CAStor has the basic set of CAS features most organizations are looking for, including local and wide area replication, data retention, and replication depth definable at the object level. Still, while idea of building a large CAS cluster from standard servers and disk has a certain appeal, we don't think most enterprises will be comfortable rolling their own CAS systems.

Keep It Simpler
For all its inherent sexiness, CAS is a complicated solution to the problem of preventing users and administrators from deleting or modifying files. Several vendors, including Network Appliance through its optional SnapLock for filers running OnTap and Sun's StorageTek division through its StorEdge Compliance Archiving software, have added software-managed WORM to their NAS appliances.

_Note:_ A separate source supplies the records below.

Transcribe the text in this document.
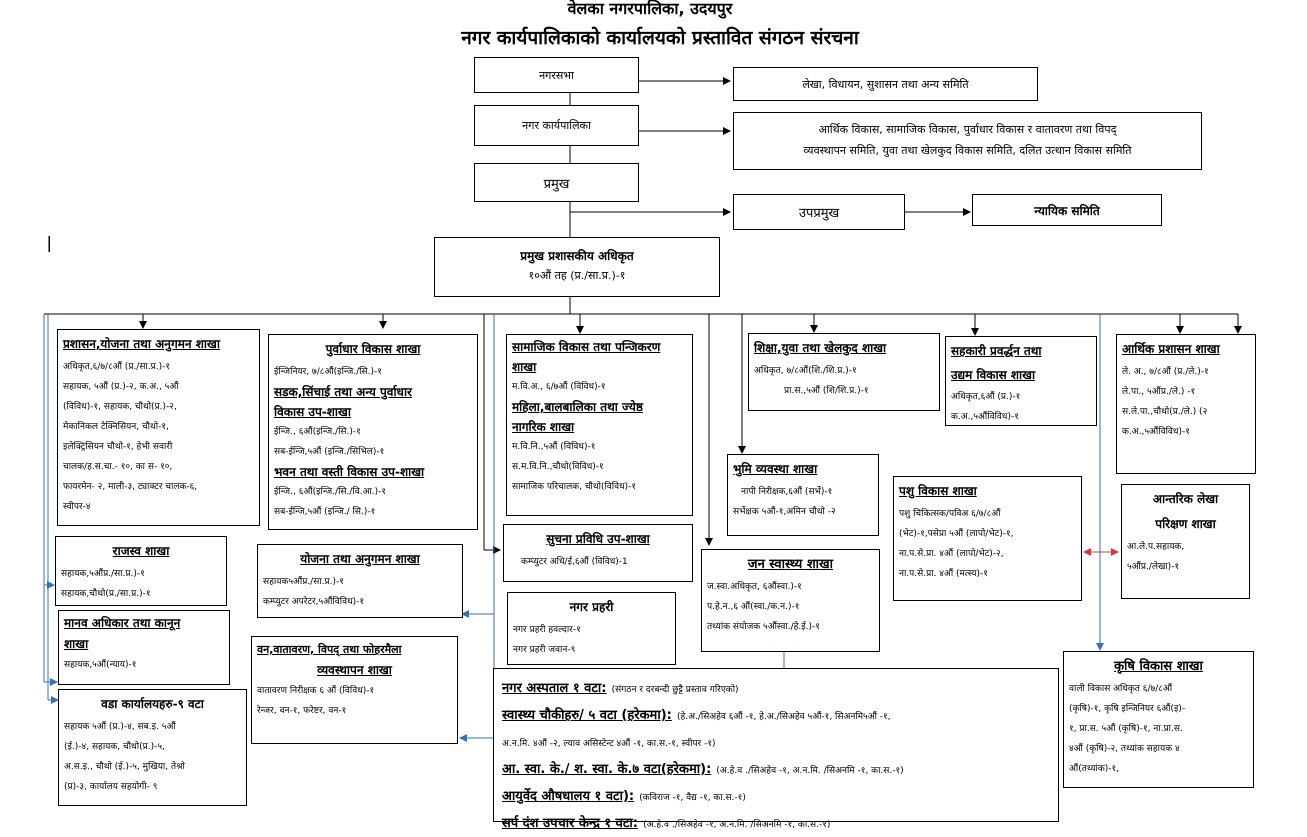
वेलका नगरपालिका, उदयपुर
नगर कार्यपालिकाको कार्यालयको प्रस्तावित संगठन संरचना
नगरसभा
लेखा, विधायन, सुशासन तथा अन्य समिति
नगर कार्यपालिका	आर्थिक विकास, सामाजिक विकास, पुर्वाधार विकास र वातावरण तथा विपद्
व्यवस्थापन समिति, युवा तथा खेलकुद विकास समिति, दलित उत्थान विकास समिति
प्रमुख
उपप्रमुख	न्यायिक समिति
प्रमुख प्रशासकीय अधिकृत
१०औं तह (प्र./सा.प्र.)-१
प्रशासन,योजना तथा अनुगमन शाखा
अधिकृत,६/७/८औं (प्र./सा.प्र.)-१
सहायक, ५औं (प्र.)-२, क.अ., ५औं
(विविध)-१, सहायक, चौथो(प्र.)-२,
मेकानिकल टेक्निसियन, चौथो-१,
इलेक्ट्रिसियन चौथो-१, हेभी सवारी
चालक/ह.स.चा.- १०, का स- १०,
फायरमेन- २, माली-३, ट्याक्टर चालक-६,
स्वीपर-४
पुर्वाधार विकास शाखा
ईन्जिनियर, ७/८औं(इन्जि./सि.)-१
सडक,सिंचाई तथा अन्य पुर्वाधार
विकास उप-शाखा
ईन्जि., ६औं(इन्जि./सि.)-१
सब-ईन्जि,५औं (इन्जि./सिभिल)-१
भवन तथा वस्ती विकास उप-शाखा
ईन्जि., ६औं(इन्जि./सि./वि.आ.)-१
सब-ईन्जि,५औं (इन्जि./ सि.)-१
सामाजिक विकास तथा पन्जिकरण
शाखा
म.वि.अ., ६/७औं (विविध)-१
महिला,बालबालिका तथा ज्येष्ठ
नागरिक शाखा
म.वि.नि.,५औं (विविध)-१
स.म.वि.नि.,चौथो(विविध)-१
सामाजिक परिचालक, चौथो(विविध)-१
शिक्षा,युवा तथा खेलकुद शाखा
अधिकृत, ७/८औं(शि./शि.प्र.)-१
प्रा.स.,५औं (शि/शि.प्र.)-१
सहकारी प्रवर्द्धन तथा
उद्यम विकास शाखा
अधिकृत,६औं (प्र.)-१
क.अ.,५औंविविध)-१
आर्थिक प्रशासन शाखा
ले. अ., ७/८औं (प्र./ले.)-१
ले.पा., ५औंप्र./ले.) -१
स.ले.पा.,चौथो(प्र./ले.) (२
क.अ.,५औंविविध)-१
भुमि व्यवस्था शाखा
नापी निरीक्षक,६औं (सर्भे)-१
सर्भेक्षक ५औं-१,अमिन चौथो -२
पशु विकास शाखा
पशु चिकित्सक/पविअ ६/७/८औं
(भेट)-१,पसेप्रा ५औं (लापो/भेट)-१,
ना.प.से.प्रा. ४औं (लापो/भेट)-२,
ना.प.से.प्रा. ४औं (मत्स्य)-१
आन्तरिक लेखा
परिक्षण शाखा
आ.ले.प.सहायक,
५औंप्र./लेखा)-१
राजस्व शाखा
सहायक,५औंप्र./सा.प्र.)-१
सहायक,चौथो(प्र./सा.प्र.)-१
मानव अधिकार तथा कानून
शाखा
सहायक,५औं(न्याय)-१
वडा कार्यालयहरु-९ वटा
सहायक ५औं (प्र.)-४, सब.इ. ५औं
(ई.)-४, सहायक, चौथो(प्र.)-५,
अ.स.इ., चौथो (ई.)-५, मुखिया, तेश्रो
(प्र)-३, कार्यालय सहयोगी- ९
योजना तथा अनुगमन शाखा
सहायक५औंप्र./सा.प्र.)-१
कम्प्युटर अपरेटर,५औंविविध)-१
सुचना प्रविधि उप-शाखा
कम्प्युटर अधि/ई,६औं (विविध)-1
नगर प्रहरी
नगर प्रहरी हवल्दार-१
नगर प्रहरी जवान-९
जन स्वास्थ्य शाखा
ज.स्वा.अधिकृत, ६औंस्वा.)-१
प.हे.न.,६ औं(स्वा./क.न.)-१
तथ्यांक संयोजक ५औंस्वा./हे.ई.)-१
वन,वातावरण, विपद् तथा फोहरमैला
व्यवस्थापन शाखा
वातावरण निरीक्षक ६ औं (विविध)-१
रेन्जर, वन-१, फरेष्टर, वन-१
कृषि विकास शाखा
वाली विकास अधिकृत ६/७/८औं
(कृषि)-१, कृषि इन्जिनियर ६औं(इ)-
१, प्रा.स. ५औं (कृषि)-१, ना.प्रा.स.
४औं (कृषि)-२, तथ्यांक सहायक ४
औं(तथ्यांक)-१,
नगर अस्पताल १ वटा: (संगठन र दरबन्दी छुट्टै प्रस्ताव गरिएको)
स्वास्थ्य चौकीहरु/ ५ वटा (हरेकमा): (हे.अ./सिअहेव ६औं -१, हे.अ./सिअहेव ५औं-१, सिअनमि५औं -१,
अ.न.मि. ४औं -२, ल्याव असिस्टेन्ट ४औं -१, का.स.-१, स्वीपर -१)
आ. स्वा. के./ श. स्वा. के.७ वटा(हरेकमा): (अ.हे.व ./सिअहेव -१, अ.न.मि. /सिअनमि -१, का.स.-१)
आयुर्वेद औषधालय १ वटा): (कविराज -१, वैद्य -१, का.स.-१)
सर्प दंश उपचार केन्द्र १ वटा: (अ.हे.व ./सिअहेव -१, अ.न.मि. /सिअनमि -१, का.स.-१)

Organizations can use the same NAS architectures, even the same appliances, as their primary file stores and still have a WORM archive. One system for backup, replication and management saves money and complexity.

Locked NAS is also easy on your application developers. Rather than having to integrate a new XML-based API to store and retrieve images or other files, they can simply write to the locked NAS via CIFS or NFS. Data retention periods can be defined on a folder-by-folder, or even a file-by-file, basis by setting the "file last accessed" time attribute to the end of the retention period and then flagging the file as read only.